Etre en état de liberté

Parfois je le cherche désespérément, cet état de liberté.
A chaque geste, je l'espère, et je trace emplie d'inquiétude. Le cercle vicieux s'amorce alors: plus je crains d'abîmer, plus j'abîme, plus je crains, plus j'abîme…
Je ne retrouve la liberté que lorsque ce cercle qui m'enferme me met hors de moi et me force à tracer juste, avec violence.

D'autres fois, sans savoir pourquoi ni comment, j'y suis, dans cet état de liberté.
Je trace, je pose, j'étale, en confiance, certaine que ce sera le bon geste.

A ce moment, je suis en mesure de jouer avec ce que je fais, d'observer ma main traçant, de rire de ce qui se passe sur le papier. Et c'est juste. Et c'est nouveau. Sans désir de réitérer les surprises précédentes.

Ah, si je pouvais y être sur commande, dans cet état de liberté…
Si j'observe un peu, je peux y parvenir lorsque je suis dégagée de tout impératif:
  • pas de contingences de temps (je n'ai pas l'heure dans l'atelier)
  • pas d'idée de publication
  • pas même ce désir d'avoir réalisé quelque chose "de bien" dans la journée
J'y parviens lorsque je suis juste là, dans l'instant, avec moi-même et mon plaisir de peindre, de former une image.
Oui, il y a bien un projet global: montrer ce travail, réaliser des installations de mes moments de peinture, comme autant d'éclats d'instants qui se succèdent et se correspondent, cartographie spatio-temporelle.
Mais si je veux parvenir à cet état de liberté, ce projet doit s'évaporer.

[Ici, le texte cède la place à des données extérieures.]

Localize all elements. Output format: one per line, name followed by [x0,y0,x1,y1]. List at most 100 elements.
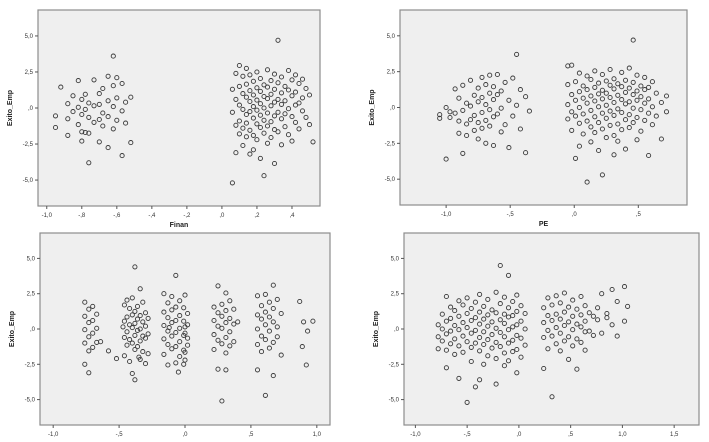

Pour être juste, il me faut être totalement plongée dans le présent.
En état de liberté, il n'y a pas de futur.

Le lieu d’où viennent les formes

J'éprouve ces temps un vif plaisir à tracer lentement. Ce qui me réjouit, c'est que la lenteur du trait ne m'amène pas forcément à vouloir le diriger. Je peux laisser faire, même en douceur. Il ne m'est pas nécessaire de tracer avec force pour trouver le trait juste. J'apprivoise l'instant, j'apprends à me laisser surprendre par les virages subits de mon outil, sans idée préconçue, même en traçant lentement. Je suis prise par les infimes variations du trait, par ses nuances subtiles qui me ravissent au moment même où elles se produisent, malgré moi.

Comme un chemin qui s'ouvre devant moi, le trait se déroule et me découvre son intention au fur et à mesure que je le suis.
Un vrai bonheur, lorsque cela se produit.

On peut chercher de quoi il parle, ce trait, quelles sont les formes qu'il a tracées, d'où elles émanent (de l'inconscient individuel, collectif)… Oui, on peut.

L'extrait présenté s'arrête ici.